M. Marc Fesneau, ministre auprès du Premier ministre, chargé des relations avec le Parlement. Monsieur le sénateur Masson, je vous remercie de votre question, qui me permet de dire que pour moi, pour le Gouvernement, les représentants du peuple et des territoires sont ici et à l'Assemblée nationale. (Applaudissements sur les travées du groupe La République En Marche, du groupe Union Centriste et du groupe Les Républicains. – M. Patrick Kanner applaudit également.) Il n'est jamais bon d'opposer le peuple et ses représentants, la démocratie représentative et la démocratie participative.

On peut très bien nourrir un débat entre les citoyens et être à leur écoute, comme le demande en particulier le mouvement né ces derniers temps – ce n'est d'ailleurs pas la première fois que des citoyens réclament qu'on les écoute plus –, tout en travaillant à une traduction législative de ce débat. C'est ce qui se fait actuellement à l'Assemblée nationale et au Sénat.

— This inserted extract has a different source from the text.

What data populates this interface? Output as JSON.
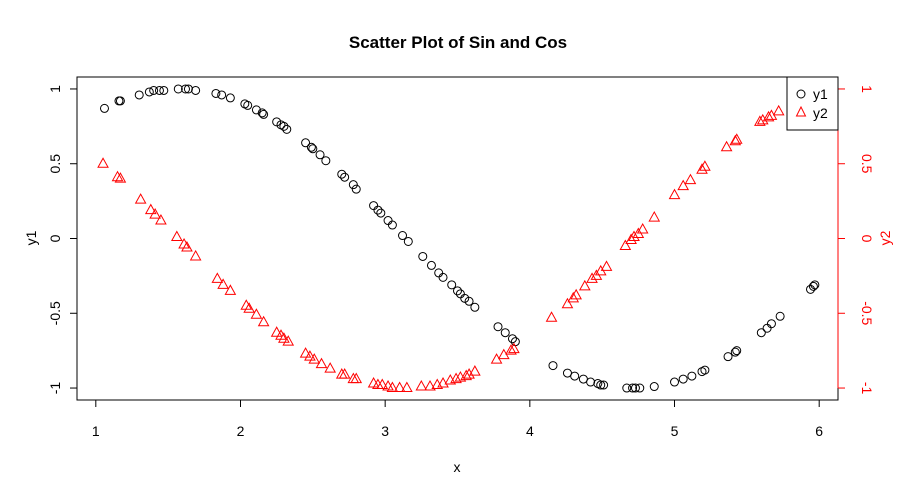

Vous dites que nous ne voulons pas écouter. Or le débat est suffisamment ouvert. Quatre grandes thématiques seront abordées lors du grand débat. Je le dis à l'intention de ceux qui n'ont pas pu les voir à la télévision ou assister physiquement aux premiers échanges du Président de la République avec des citoyens, la parole est libre. On l'a bien constaté. Il n'y a pas de sujets tabous. Il appartiendra ensuite au Gouvernement et aux assemblées de se saisir de ce que leur auront dit les citoyens et d'en assurer une traduction législative.

Il ne faut jamais opposer, monsieur Masson, le peuple et ses représentants. On sait ce que cela donne ! L'histoire est truffée d'exemples dans ce domaine. (Applaudissements sur les travées du groupe La République En Marche, du groupe socialiste et républicain, du groupe du Rassemblement Démocratique et Social Européen, du groupe Union Centriste et du groupe Les Républicains.)